Unabhängig davon, wie es mit dem eingeleiteten Reformprozess im Einzelnen weitergehen wird, nötigt die Courage und Beharrlichkeit, mit der diese zierliche Frau einer zynischen und vor massivem Gewalteinsatz nicht zurückschreckenden Militärclique offen die Stirn geboten hat, dem Beobachter vorbehaltlosen Respekt ab. Aber wie es mit Sehnsuchtsfiguren so ist ? hinter der strahlenden Helden-Patina verschwimmen die eigentlichen Charakter- und Wesenszüge gelegentlich bis Unkenntliche. Leider trägt auch die Biographie des schwedischen Journalisten Jesper Bengtsson nicht übermäßig viel zum Verständnis des Phänomens Suu Kyi bei. Dies mag daran liegen, dass er seine Einschätzungen primär auf Basis von Berichten von Freunden und Weggefährten aufgebaut hat.

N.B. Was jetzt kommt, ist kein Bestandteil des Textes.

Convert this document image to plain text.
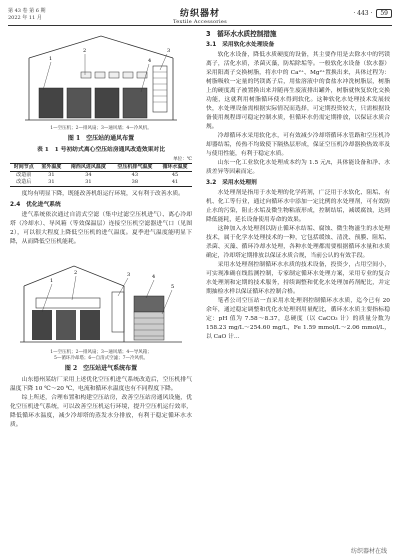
第 43 卷 第 6 期
2022 年 11 月	纺织器材
Textile Accessories
· 443 · 59
1
2	3
4
1—空压机；2—排风扇；3—通风墙；4—冷风机。
图 1　空压站的通风布置
表 1　1 号初纺式离心空压站房通风改造效果对比
单位：℃
时间节点	室外温度	南西风进风温度	空压机排气温度	循环水温度
改造前	31	34	43	45
改造后	31	31	38	41

度均有明显下降，既能改善机组运行环境，又有利于改善水质。

2.4　优化进气系统

进气系统依次通过自清式空滤（集中过滤空压机进气）、离心冷却塔（冷却水）、导风箱（等效保温层）连接空压机空滤器进气口（见图 2），可以很大程度上降低空压机的进气温度。夏季进气温度能明显下降，从而降低空压机能耗。

1
2	3	4
5
1—空压机；2—排风扇；3—通风墙；4—导风箱；
5—循环冷却塔；6—自清式空滤；7—冷风机。
图 2　空压站进气系统布置

山东德州某纺厂采用上述优化空压机进气系统改造后，空压机排气温度下降 10 ℃～20 ℃，电流和循环水温度也有不同程度下降。

综上所述，合理布置和构建空压站房，改善空压站房通风设施，优化空压机进气系统，可以改善空压机运行环境，提升空压机运行效率，降低循环水温度，减少冷却塔的蒸发水分排放，有利于稳定循环水水质。

3　循环水水质控制措施
3.1　采用软化水处理设备

软化水设备，降低水质硬度的设备，其主要作用是去除水中的钙镁离子，活化水质，杀菌灭藻，防垢除垢等。一般软化水设备（软水器）采用阳离子交换树脂，将水中的 Ca²⁺、Mg²⁺置换出来，具体过程为：树脂吸收一定量的钙镁离子后，用盐溶液中的食盐水冲洗树脂层，树脂上的硬度离子被置换出来并随再生废液排出罐外，树脂就恢复软化交换功能，这就利用树脂循环使水得到软化。这种软化水处理技术发展较快，水处理设备需根据实际情况而选择，可定期投资较大，只需根据设备使用规程即可稳定控制水质，但循环水仍需定期排放，以保证水质合规。

冷却循环水采用软化水，可有效减少冷却塔循环水管路和空压机冷却器结垢，传热不均致使下隔热层形成，保证空压机冷却器换热效率及与使用性能，有利于稳定水质。

山东一化工业软化水处理成本约为 1.5 元/t，具体能设备和净、水质差异等因素而定。

3.2　采用水处理剂

水处理剂是指用于水处理的化学药剂，广泛用于水软化、阻垢、有机、化工等行业，通过向循环水中添加一定比例的水处理剂，可有效防止水的污染，阻止水垢及微生物粘液形成，控制结垢，减缓腐蚀，达到降低能耗，延长设备使用寿命的效果。

这种加入水处理剂以防止循环水结垢、腐蚀、微生物滋生的水处理技术，属于化学水处理技术的一种，它包括缓蚀、清洗、预膜、阻垢、杀菌、灭藻、循环冷却水处理，各种水处理都需要根据循环水量和水质确定，冷却塔定期排放以保证水质合规，当前公认的有效手段。

采用水处理剂控制循环水水质的技术设备，投资少，占用空间小，可实现准确在线监测控制，专家制定循环水处理方案，采用专业的复合水处理剂和定期的技术服务，持续调整和优化水处理加药剂配比，并定期抽检水样以保证循环水控制合格。

笔者公司空压站一直采用水处理剂控制循环水水质，迄今已有 20 余年，通过稳定调整和优化水处理剂用量配比，循环水水质主要指标稳定：pH 值为 7.58～8.37，总硬度（以 CaCO₃ 计）的质量分数为 158.23 mg/L～254.60 mg/L，Fe 1.59 mmol/L～2.06 mmol/L，以 CaO 计…

纺织器材在线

Angesichts des langen Hausarrests ist dieser Ansatz verständlich und auch in Ordnung, aber eine etwas distanzierte Herangehensweise wäre durchaus angemessen gewesen. Denn mit seiner direkten Bewunderung leistet Bengtsson der Tendenz Vorschub, die Person Suu Kyi fast schon ins Metaphysische zu überhöhen und somit mit Hoffnungen und Erwartungen zu beladen, die sie real nur enttäuschen kann.
Gleichwohl zeichnet Bengtsson ein anschauliches Bild der historischen Entwicklungen Myanmars, legt seinen Fokus auf den Aufstieg der Militärjunta und versucht, sich der Begeisterung und Verehrung von Suu Kyi durch große Teile der burmesischen Bevölkerung analytisch zu nähern. Vielleicht ist es auch nicht einfach, in den unbeständigen Zeiten des burmesischen Aufbruchs und der damit verbundenen westlichen Hoffnungen und Wünschen auf ein demokratisches Land eine politisch ausbalancierte Biographie zu schreiben, zumal der Zugang zu Informationsquellen verglichen mit Europas Medienwelt und der dort anzutreffenden Auskunftsbereitschaft der politischen Kaste deutlich schwieriger, wenn nicht gar unmöglich ist. Dies berücksichtigend ist dem Autor jedoch summa summarum ein gut lesbares Buch über Myanmar und seine jüngste Geschichte gelungen. Die Aufgabe des aufmerksamen, politisch interessierten Lesers allerdings bleibt, der Biographie Suu Kyi, ihrer politischen Weggefährten und ihrem Einfluss auf die weitere Entwicklung von Myanmar mit einer sachlichen Distanz und Nüchternheit zu begegnen.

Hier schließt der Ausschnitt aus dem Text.